Türkkan Bilge works with specific groups in Anatolian villages, where “women are unable to receive an education as they are forced to marry at a young age… so they do handcrafts at home”. In Turkey, crochet has long been tied up with money: young girls receive pieces as dowries. “Craft becomes their only source of income,” she says. Supporting, rather than appropriating, has never been more important.

For SS23, these garments are woven with hopeful liberation and strength. It’s a notion felt by October, and also by Gabriela Hearst, who offered Grecian gowns with zany, swirling crochet patterns that riffed on the female reproductive system.
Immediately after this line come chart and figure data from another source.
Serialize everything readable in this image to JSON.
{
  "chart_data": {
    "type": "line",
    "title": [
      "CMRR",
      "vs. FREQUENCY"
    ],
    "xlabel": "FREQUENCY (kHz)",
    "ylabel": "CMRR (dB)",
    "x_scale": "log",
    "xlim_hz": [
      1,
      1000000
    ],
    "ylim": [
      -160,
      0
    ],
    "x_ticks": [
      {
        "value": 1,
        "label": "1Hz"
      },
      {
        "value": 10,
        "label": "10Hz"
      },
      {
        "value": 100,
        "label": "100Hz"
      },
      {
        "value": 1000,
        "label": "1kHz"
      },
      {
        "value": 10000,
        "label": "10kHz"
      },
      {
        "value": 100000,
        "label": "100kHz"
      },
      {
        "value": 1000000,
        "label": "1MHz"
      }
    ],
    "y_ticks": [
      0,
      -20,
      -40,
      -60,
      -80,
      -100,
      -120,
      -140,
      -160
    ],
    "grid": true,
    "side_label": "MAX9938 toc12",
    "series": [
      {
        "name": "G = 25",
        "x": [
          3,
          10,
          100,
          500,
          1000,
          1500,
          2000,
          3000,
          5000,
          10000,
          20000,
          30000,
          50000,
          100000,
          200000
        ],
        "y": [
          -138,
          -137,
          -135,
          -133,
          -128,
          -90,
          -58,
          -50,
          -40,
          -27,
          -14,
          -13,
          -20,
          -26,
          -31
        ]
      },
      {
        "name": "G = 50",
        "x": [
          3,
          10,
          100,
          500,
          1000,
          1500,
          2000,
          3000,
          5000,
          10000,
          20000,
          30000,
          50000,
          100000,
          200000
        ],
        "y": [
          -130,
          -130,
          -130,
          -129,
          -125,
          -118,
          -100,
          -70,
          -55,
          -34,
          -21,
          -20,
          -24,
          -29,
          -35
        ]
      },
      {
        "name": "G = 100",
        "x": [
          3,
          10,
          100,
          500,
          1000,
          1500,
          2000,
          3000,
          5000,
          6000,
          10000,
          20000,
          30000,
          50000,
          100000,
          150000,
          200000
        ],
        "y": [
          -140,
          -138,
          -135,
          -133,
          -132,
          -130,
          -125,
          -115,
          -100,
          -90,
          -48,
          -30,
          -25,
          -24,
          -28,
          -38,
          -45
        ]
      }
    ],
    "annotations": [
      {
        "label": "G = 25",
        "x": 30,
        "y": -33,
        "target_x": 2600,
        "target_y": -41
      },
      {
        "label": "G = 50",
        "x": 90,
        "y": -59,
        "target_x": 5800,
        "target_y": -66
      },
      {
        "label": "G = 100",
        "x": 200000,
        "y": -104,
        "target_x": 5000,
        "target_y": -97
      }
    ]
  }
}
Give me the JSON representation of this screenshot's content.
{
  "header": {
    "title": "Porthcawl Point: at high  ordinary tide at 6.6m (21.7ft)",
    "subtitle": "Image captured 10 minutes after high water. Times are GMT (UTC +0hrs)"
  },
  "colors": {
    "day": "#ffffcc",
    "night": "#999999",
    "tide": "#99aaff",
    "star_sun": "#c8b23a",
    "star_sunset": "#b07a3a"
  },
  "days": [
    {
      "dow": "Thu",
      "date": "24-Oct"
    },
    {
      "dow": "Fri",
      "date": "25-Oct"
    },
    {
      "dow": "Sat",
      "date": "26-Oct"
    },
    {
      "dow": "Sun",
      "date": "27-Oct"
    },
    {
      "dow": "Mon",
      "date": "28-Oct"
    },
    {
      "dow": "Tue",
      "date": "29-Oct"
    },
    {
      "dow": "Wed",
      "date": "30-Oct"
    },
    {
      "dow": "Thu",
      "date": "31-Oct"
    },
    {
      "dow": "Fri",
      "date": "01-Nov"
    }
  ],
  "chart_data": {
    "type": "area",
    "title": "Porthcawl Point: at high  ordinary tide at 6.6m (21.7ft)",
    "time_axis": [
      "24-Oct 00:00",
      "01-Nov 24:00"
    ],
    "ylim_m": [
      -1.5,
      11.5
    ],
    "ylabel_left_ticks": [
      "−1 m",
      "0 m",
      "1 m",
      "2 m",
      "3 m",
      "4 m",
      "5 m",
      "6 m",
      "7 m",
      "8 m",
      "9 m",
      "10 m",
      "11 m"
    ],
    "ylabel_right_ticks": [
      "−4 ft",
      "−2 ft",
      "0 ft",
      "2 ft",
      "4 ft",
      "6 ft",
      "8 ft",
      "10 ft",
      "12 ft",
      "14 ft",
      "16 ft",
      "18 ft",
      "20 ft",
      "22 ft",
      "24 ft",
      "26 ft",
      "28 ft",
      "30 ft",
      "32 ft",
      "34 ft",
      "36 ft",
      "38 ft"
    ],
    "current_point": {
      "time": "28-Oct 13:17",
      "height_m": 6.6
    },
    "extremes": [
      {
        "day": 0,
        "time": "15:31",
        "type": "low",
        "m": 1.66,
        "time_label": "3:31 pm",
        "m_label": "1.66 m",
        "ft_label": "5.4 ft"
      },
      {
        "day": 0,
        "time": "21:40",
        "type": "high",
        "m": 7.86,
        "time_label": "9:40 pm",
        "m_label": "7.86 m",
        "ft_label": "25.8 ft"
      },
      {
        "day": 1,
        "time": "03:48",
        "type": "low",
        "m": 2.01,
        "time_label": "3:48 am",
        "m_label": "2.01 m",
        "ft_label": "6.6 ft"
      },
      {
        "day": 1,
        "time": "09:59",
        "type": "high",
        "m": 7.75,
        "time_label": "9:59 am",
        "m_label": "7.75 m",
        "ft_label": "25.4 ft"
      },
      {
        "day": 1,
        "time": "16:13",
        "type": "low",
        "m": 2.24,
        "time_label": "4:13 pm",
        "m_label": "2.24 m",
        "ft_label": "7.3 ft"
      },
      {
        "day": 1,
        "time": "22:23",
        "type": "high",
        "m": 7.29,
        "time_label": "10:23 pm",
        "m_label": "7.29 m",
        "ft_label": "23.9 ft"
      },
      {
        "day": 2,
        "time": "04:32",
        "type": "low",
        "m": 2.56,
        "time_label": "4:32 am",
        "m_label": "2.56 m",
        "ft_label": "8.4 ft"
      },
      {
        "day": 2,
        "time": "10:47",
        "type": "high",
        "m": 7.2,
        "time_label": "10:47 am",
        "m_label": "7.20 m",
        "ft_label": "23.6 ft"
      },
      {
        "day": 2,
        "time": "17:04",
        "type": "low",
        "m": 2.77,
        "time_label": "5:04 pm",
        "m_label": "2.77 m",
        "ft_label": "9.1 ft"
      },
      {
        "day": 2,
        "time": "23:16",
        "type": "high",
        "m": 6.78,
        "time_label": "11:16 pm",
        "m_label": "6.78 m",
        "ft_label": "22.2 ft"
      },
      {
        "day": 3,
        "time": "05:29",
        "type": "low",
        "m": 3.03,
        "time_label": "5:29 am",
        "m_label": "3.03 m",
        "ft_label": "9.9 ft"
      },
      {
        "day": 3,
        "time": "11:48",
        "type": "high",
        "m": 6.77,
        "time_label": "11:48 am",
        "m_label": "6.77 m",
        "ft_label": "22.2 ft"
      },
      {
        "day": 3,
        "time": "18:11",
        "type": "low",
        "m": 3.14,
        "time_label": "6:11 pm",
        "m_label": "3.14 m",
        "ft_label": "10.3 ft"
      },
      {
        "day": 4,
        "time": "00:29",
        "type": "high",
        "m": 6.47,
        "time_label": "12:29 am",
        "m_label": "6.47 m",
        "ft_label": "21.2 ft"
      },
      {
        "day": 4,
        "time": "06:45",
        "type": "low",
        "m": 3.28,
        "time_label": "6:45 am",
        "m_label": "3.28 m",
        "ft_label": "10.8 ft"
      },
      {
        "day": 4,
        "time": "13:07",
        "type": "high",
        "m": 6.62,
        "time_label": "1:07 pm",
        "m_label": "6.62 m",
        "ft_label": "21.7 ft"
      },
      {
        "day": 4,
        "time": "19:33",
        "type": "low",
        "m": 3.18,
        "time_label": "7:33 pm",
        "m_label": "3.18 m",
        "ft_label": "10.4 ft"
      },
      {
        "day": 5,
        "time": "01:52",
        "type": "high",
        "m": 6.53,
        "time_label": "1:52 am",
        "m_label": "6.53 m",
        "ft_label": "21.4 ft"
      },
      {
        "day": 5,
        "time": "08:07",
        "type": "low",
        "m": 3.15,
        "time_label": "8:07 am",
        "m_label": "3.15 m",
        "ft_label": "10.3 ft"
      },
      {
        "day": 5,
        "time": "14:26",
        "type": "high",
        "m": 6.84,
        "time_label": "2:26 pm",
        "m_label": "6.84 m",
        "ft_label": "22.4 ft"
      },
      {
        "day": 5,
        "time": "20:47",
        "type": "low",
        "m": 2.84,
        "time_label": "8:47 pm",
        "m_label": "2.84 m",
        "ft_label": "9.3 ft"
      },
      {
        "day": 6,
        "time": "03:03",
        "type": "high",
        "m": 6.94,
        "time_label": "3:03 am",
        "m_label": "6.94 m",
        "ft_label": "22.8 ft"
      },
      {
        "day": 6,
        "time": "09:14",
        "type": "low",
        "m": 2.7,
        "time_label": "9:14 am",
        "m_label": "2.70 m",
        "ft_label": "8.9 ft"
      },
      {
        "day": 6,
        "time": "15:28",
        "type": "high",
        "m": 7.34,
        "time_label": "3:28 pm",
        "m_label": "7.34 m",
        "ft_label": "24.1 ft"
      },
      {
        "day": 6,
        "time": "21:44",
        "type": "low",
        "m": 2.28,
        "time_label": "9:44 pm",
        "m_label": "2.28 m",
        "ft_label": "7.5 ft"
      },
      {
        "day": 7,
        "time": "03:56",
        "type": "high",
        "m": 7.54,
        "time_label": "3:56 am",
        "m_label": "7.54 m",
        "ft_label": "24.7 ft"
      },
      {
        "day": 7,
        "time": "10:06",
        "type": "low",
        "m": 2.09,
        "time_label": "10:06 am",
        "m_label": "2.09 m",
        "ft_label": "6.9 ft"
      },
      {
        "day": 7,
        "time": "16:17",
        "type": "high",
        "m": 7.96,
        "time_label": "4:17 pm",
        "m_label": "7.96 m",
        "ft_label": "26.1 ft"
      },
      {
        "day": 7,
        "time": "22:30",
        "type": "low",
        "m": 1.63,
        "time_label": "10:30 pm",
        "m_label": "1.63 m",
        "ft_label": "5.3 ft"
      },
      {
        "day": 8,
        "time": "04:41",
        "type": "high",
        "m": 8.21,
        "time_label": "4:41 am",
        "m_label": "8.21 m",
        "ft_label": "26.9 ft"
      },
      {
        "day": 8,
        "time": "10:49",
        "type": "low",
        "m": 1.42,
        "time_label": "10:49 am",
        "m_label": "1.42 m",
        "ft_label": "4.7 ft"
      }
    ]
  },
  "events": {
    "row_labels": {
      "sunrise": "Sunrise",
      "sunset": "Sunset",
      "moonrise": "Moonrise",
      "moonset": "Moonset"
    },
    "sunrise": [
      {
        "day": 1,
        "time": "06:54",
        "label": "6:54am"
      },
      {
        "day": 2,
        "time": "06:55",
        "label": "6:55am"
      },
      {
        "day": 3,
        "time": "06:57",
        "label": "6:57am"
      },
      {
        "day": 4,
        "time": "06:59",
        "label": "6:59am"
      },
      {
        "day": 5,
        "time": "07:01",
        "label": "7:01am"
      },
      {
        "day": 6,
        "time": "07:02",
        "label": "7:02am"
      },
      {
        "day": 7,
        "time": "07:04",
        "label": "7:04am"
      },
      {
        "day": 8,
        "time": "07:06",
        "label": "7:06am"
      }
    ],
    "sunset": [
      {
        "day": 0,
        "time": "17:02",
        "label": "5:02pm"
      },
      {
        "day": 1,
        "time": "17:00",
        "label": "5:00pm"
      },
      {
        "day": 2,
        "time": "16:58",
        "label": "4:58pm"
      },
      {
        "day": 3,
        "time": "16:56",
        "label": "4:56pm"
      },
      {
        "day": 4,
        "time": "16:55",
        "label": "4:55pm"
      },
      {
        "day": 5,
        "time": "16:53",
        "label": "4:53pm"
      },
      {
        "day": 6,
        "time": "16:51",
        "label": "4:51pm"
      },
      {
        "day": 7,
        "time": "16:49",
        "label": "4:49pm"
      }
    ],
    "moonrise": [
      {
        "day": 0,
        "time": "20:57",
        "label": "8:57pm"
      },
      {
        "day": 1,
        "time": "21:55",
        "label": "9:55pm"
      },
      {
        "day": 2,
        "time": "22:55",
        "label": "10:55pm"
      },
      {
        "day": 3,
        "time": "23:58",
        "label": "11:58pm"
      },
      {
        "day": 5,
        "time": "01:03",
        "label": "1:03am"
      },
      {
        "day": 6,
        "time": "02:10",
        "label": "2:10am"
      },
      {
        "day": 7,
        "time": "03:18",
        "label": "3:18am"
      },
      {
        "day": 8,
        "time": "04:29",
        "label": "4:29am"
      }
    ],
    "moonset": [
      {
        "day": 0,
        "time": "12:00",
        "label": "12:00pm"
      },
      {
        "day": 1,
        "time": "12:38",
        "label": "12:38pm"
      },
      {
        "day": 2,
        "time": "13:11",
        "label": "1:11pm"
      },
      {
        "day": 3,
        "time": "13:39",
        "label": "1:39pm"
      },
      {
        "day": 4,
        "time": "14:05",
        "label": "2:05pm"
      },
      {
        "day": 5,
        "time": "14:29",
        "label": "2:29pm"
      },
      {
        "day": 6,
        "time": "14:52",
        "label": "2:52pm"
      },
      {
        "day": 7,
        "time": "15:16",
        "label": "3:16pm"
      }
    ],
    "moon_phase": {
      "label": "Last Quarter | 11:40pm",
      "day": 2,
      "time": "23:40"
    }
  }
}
The collection was a celebration of women and activists were cast alongside models on her runway, including Cecile Richards, the former president of the American healthcare organisation, and Lauren Wasser, an anti-toxic shock syndrome advocate. For Hearst, crochet – both intimate and intricate – was the perfect source of protest.
It’s a powerful narrative. Diotima’s Scott wants to “shine a light” on the exploitation of Jamaica’s craft industry; Gouw and her mother established their own Memorial Day collective to give women financial independence; Siedrés’ Türkkan Bilge wants to create economic security and opportunity. For these designers, crochet is the ultimate expression of soft power.